Жизнь в тюрьме, общение с Фрунзе отгранили характер Постышева. Молодой революционер видел перед собой человека, которому нужно подражать, у которого можно заимствовать лучшие качества, побуждения, стремления, идеалы.

У заключенных, несмотря на карательные меры реакции, были друзья на воле. Они не страшились жандармских угроз, они не отрекались от своих друзей, приходили к ним на помощь.
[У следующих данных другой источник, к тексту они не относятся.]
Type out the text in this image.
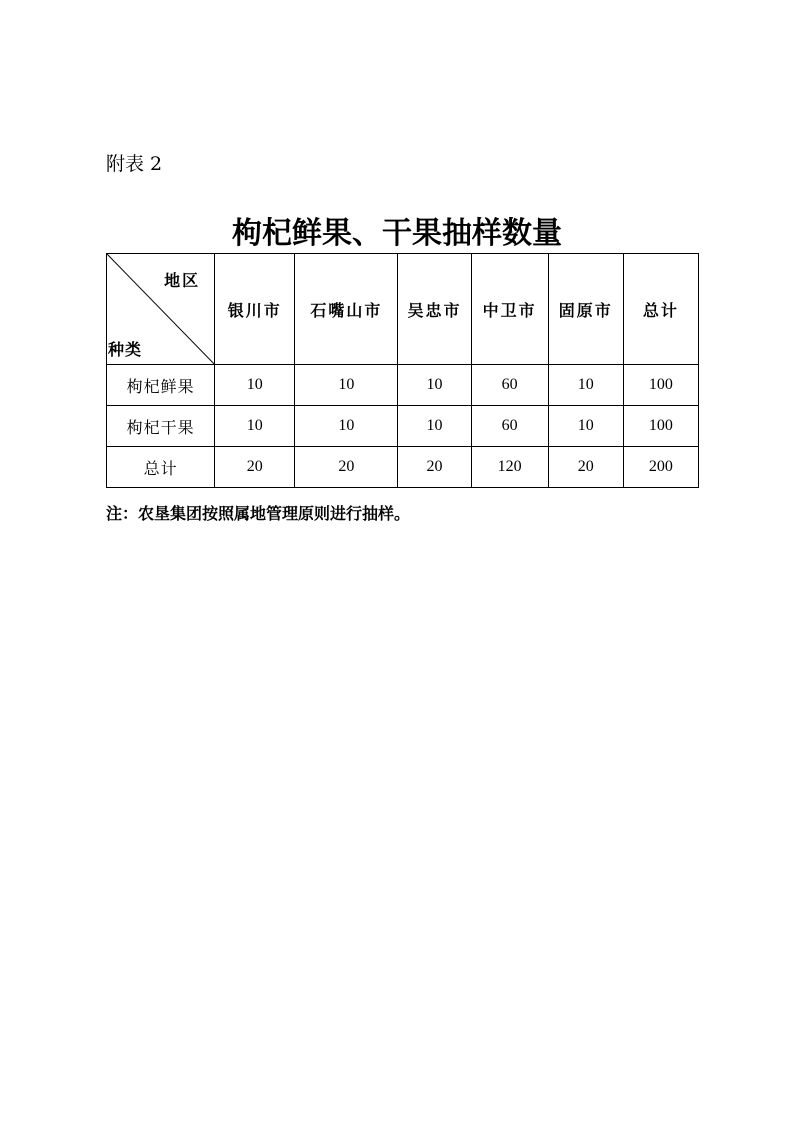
附表 2
枸杞鲜果、干果抽样数量
地区
种类	银川市	石嘴山市	吴忠市	中卫市	固原市	总计
枸杞鲜果	10	10	10	60	10	100
枸杞干果	10	10	10	60	10	100
总计	20	20	20	120	20	200
注：农垦集团按照属地管理原则进行抽样。
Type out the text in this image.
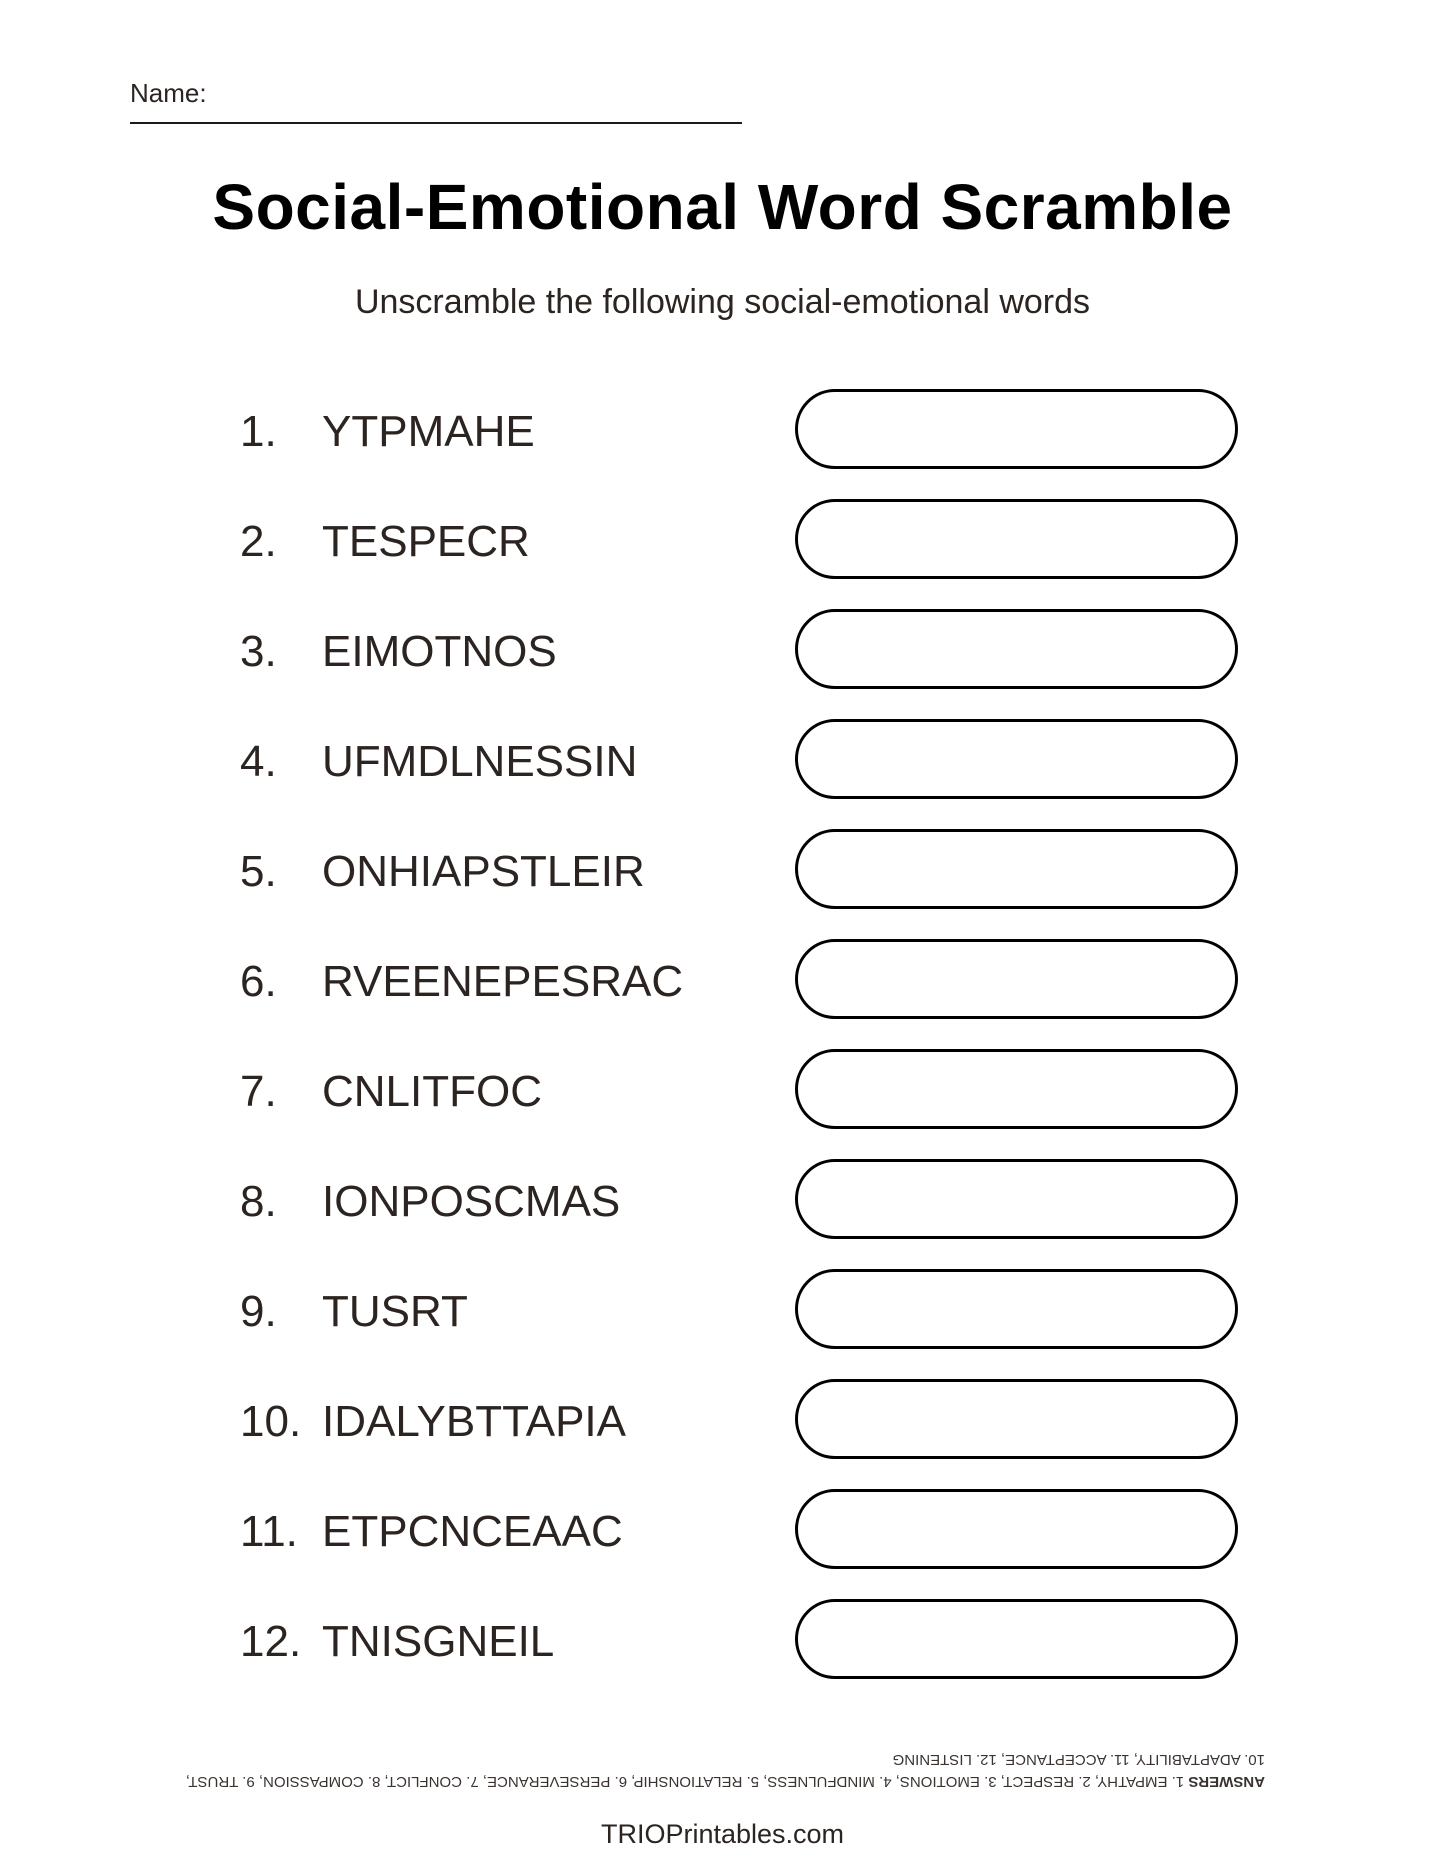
Name:
Social-Emotional Word Scramble

Unscramble the following social-emotional words

1. YTPMAHE
2. TESPECR
3. EIMOTNOS
4. UFMDLNESSIN
5. ONHIAPSTLEIR
6. RVEENEPESRAC
7. CNLITFOC
8. IONPOSCMAS
9. TUSRT
10. IDALYBTTAPIA
11. ETPCNCEAAC
12. TNISGNEIL
ANSWERS 1. EMPATHY, 2. RESPECT, 3. EMOTIONS, 4. MINDFULNESS, 5. RELATIONSHIP, 6. PERSEVERANCE, 7. CONFLICT, 8. COMPASSION, 9. TRUST, 10. ADAPTABILITY, 11. ACCEPTANCE, 12. LISTENING
TRIOPrintables.com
— Жаль, здесь аллейки срубили, — рассказывал Иван Андреевич, осматривая кладбище перед тюрьмой. — Вот в этом месте посадки были. Сюда молодежь приходила из города. Мы уже все знали, когда придут наши друзья к стенам тюрьмы. Мы их называли «голубками». Прильнем к решеткам, переговариваемся с ними. Мы знали часы, когда придет молодежь. В тюрьму к нам из политического Красного Креста приходили названые сестры, братья. Ими руководила Любовь Матвеевна Николаева-Белоконская, жена владимирского врача. Поддерживать связь с заключенными было ее партийное поручение, помогать им, передавать литературу, пособия, вести переписку с теми, у кого не было семей или родные были неграмотными. Чудесная женщина! Некрасов в поэме воспел Трубецкую и Волконскую. Они достойны этого. Но ведь ни Трубецкой, ни Волконской не угрожали преследования. Читали воспоминания, в каких условиях они жили в остроге? Учтите, что это были богатые люди. А Любовь Матвеевна Белоконская рисковала всем. Она назвалась сестрой Постышева, приходила к нему в тюрьму на свидание. У самой девять ребят. Муж возражал против ее встречи с арестованными, не хотел жертвовать своим положением, терять реноме, как тогда говорили, в глазах начальства. Но даже когда муж настоятельно потребовал, чтобы Любовь Матвеевна прекратила работу в политическом Красном Кресте, она не выполнила его требований — разошлась с мужем. Внимание Любови Матвеевны к Постышеву, по-моему, крепко поддержало Павла Петровича в тяжелые месяцы наряду с той опекой, которую взял над ним Фрунзе.